Abstract

Between April 1990 and August 1996, 138 patients (median age 42 years, range 10 days to 66 years) underwent aortic valve or root replacement with allografts ( n=70) or autografts ( n=68). Aortic stenosis was the main indication (80 patients, 58%) followed by aortic incompetence (31 patients, 22%). Twenty-five patients had endocarditis (18%) and two patients had truncus repair (2%). Some 140 allograft valves were inserted (70 pulmonary, 70 aortic). Most of the valves were conditioned and cryopreserved by the European Homograft Bank, Brussels, Belgium. Subcoronary implantation was performed in 46 patients, intraluminal cylinder in 29 and root replacement in 63. Peroperative transoesophageal echocardiography was routinely used. Three patients required valves replacement by mechanical valves at the time of surgery due to technical failure. Seven patients (5%) died early, while 131 were followed up from 1 to 76 months (mean 32 months). There were two late deaths. All survivors are in NYHA class I and currently free of any medication. There have been no thromboembolic events. Three patients developed endocarditis (2%). Transthoracic echocardiography was performed routinely in all patients; an initial study showed grade 1 aortic incompetence in nine patients and grade 2 in two.

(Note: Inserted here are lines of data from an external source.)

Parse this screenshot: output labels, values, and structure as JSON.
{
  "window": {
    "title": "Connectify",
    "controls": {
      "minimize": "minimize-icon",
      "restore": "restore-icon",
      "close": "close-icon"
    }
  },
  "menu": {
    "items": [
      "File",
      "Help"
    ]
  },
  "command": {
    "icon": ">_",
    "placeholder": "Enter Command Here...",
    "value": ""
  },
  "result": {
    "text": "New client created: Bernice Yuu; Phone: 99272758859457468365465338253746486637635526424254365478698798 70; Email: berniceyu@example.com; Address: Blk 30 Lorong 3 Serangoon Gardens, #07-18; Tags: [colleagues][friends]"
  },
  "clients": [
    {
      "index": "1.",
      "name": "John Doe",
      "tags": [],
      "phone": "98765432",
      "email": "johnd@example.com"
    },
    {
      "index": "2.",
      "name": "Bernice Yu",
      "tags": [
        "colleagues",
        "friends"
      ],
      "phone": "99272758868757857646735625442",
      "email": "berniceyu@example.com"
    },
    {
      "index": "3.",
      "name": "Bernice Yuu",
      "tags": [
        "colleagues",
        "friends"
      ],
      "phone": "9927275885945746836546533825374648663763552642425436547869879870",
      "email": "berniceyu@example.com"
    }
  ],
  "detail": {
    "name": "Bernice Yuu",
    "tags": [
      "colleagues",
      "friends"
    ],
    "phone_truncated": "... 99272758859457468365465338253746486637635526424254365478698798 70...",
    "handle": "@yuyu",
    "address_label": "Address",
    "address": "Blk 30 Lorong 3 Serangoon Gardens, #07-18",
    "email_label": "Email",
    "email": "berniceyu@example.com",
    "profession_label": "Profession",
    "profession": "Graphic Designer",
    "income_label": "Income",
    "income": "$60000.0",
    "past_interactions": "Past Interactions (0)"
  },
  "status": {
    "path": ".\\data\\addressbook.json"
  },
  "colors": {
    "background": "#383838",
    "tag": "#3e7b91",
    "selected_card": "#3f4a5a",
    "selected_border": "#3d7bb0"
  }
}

Late studies up to 6 years after surgery showed progression of aortic incompetence in 18 of 43 survivors with subcoronary implantation and in four of 75 survivors who underwent other techniques ( P<0.002). In congenital patients with preoperative aortic incompetence, the left ventricular function has been prospectively analysed by echocardiography. Risk factors have been identified as dilated ventricles with spherical shapes, thin wall and reduced velocities by measuring ejection fraction and velocity of shortening of myocardial fibres. Allograft and autograft replacement of the aortic valve can be performed with excellent results. Considering the risk of degeneration of allografts, and the growth potential of the pulmonary autograft, this should be regarded as the optimal method of treatment for diseased aortic valves in neonates, children and young adults.